I wonder, how many people now still write bad autobiographies in composition books? I’d being willing to wager not as many do anymore. Now everyone has a blog, or vlog, which don’t get me wrong, can be an effective form of self expression, but it’s less personal.
Life seems less hectic in the nineties world of Henry Fool, and more attention is given to the small moments, little things in the composition or the surroundings. When Simon Grimm takes his work breaks, for instance, he just goes and sits on some concrete steps and has a beer. Maybe he reads a book. What would he be doing now? Probably scrolling through his cell phone, checking Facebook or looking things up on Google. The imageof a guy looking at his cell phone is somehow less picturesque than that of a man sitting there just drinking a beer.
And damn they smoked a lot in this movie. I guess that’s one thing not to be nostalgic about. Smoking has really gone out of style since the 90′s, partly because people can’t smoke inside most places anymore, and also because a lot of people have figured out that while smoking might look momentarily cool and glamorous at 21, there’s nothing glamorous about COPD, emphysema, or lung cancer, which, let’s face it, is what every consistent smoker is headed for.
Parker Posy plays Fay Grimm, Simon’s sister, and she seamlessly becomes her character. I like Parker Posy. She also gives me the feeling, like Henry Fool, that I could have known her, or known someone like her. She’s plays the bitchy, slutty older sister, a character not unlike the one she played in Dazed and Confused.
I do think Henry Fool lost direction towards the end. The character of Simon Grimm could have been developed more. He always remains the mysterious, taciturn poet, the sort of idiot savant. I did watch at least one of the other films in the Henry Fool trilogy (or both? I can’t remember). As I recall, the movie Fay Grimm wasn’t nearly as good. Hartley lost his momentum somehow.
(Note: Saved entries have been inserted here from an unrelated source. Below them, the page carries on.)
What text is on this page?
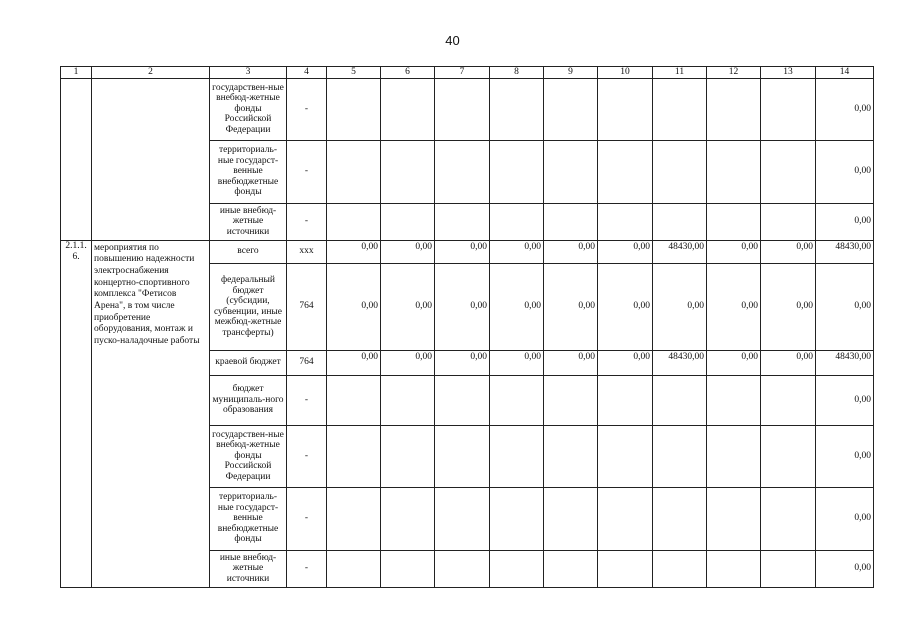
40
1	2	3	4	5	6	7	8	9	10	11	12	13	14
		государствен-ные внебюд-жетные фонды Российской Федерации	-										0,00
		территориаль-ные государст-венные внебюджетные фонды	-										0,00
		иные внебюд-жетные источники	-										0,00
2.1.1. 6.	мероприятия по повышению надежности электроснабжения концертно-спортивного комплекса "Фетисов Арена", в том числе приобретение оборудования, монтаж и пуско-наладочные работы	всего	xxx	0,00	0,00	0,00	0,00	0,00	0,00	48430,00	0,00	0,00	48430,00
		федеральный бюджет (субсидии, субвенции, иные межбюд-жетные трансферты)	764	0,00	0,00	0,00	0,00	0,00	0,00	0,00	0,00	0,00	0,00
		краевой бюджет	764	0,00	0,00	0,00	0,00	0,00	0,00	48430,00	0,00	0,00	48430,00
		бюджет муниципаль-ного образования	-										0,00
		государствен-ные внебюд-жетные фонды Российской Федерации	-										0,00
		территориаль-ные государст-венные внебюджетные фонды	-										0,00
		иные внебюд-жетные источники	-										0,00
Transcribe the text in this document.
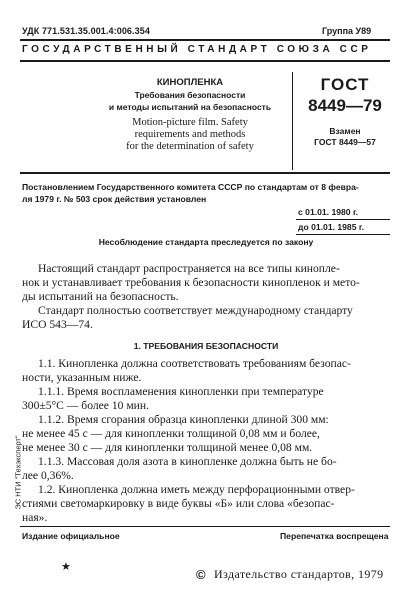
УДК 771.531.35.001.4:006.354	Группа У89
ГОСУДАРСТВЕННЫЙ СТАНДАРТ СОЮЗА ССР
КИНОПЛЕНКА
Требования безопасности
и методы испытаний на безопасность
Motion-picture film. Safety
requirements and methods
for the determination of safety
ГОСТ
8449—79
Взамен
ГОСТ 8449—57
Постановлением Государственного комитета СССР по стандартам от 8 февра-
ля 1979 г. № 503 срок действия установлен
с 01.01. 1980 г.
до 01.01. 1985 г.
Несоблюдение стандарта преследуется по закону
Настоящий стандарт распространяется на все типы кинопле-
нок и устанавливает требования к безопасности кинопленок и мето-
ды испытаний на безопасность.
Стандарт полностью соответствует международному стандарту
ИСО 543—74.
1. ТРЕБОВАНИЯ БЕЗОПАСНОСТИ
1.1. Кинопленка должна соответствовать требованиям безопас-
ности, указанным ниже.
1.1.1. Время воспламенения кинопленки при температуре
300±5°С — более 10 мин.
1.1.2. Время сгорания образца кинопленки длиной 300 мм:
не менее 45 с — для кинопленки толщиной 0,08 мм и более,
не менее 30 с — для кинопленки толщиной менее 0,08 мм.
1.1.3. Массовая доля азота в кинопленке должна быть не бо-
лее 0,36%.
1.2. Кинопленка должна иметь между перфорационными отвер-
стиями светомаркировку в виде буквы «Б» или слова «безопас-
ная».
ЭС НТИ "Техэксперт"
Издание официальное	Перепечатка воспрещена
★	© Издательство стандартов, 1979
In all, I very much enjoyed rewatching Henry Fool, despite it’s flaws. I think it has a lot of heart and flashes of brilliance. I like the humor in it, and the way Hartley portrays the dismal everdayness of the characters’ lives. I think it’s harder now to observe and create, with so many distractions and so many things to experience and take in: videos on YouTube, hundreds of movies and shows to stream from around the world, Facebook, Twitter, Instagram, Pokemon Go, Apps and games, news articles popping up each morning on my IPhone screen, e-books. I could distract myself with these things day and night. I hardly have time to create or look at stuff anyway because I have two small children to take care of, so just getting to be online writing down these asinine thoughts about Henry Fool is a luxury for me.
The character of Henry Fool inspires me to continue writing my own poetics, no matter how bad, just as he inpired Simon Grimm. Henry is a creative force, a muse, and maybe we should all be brazen and foolish enough to have a great “life’s work.” There’s something charming about that.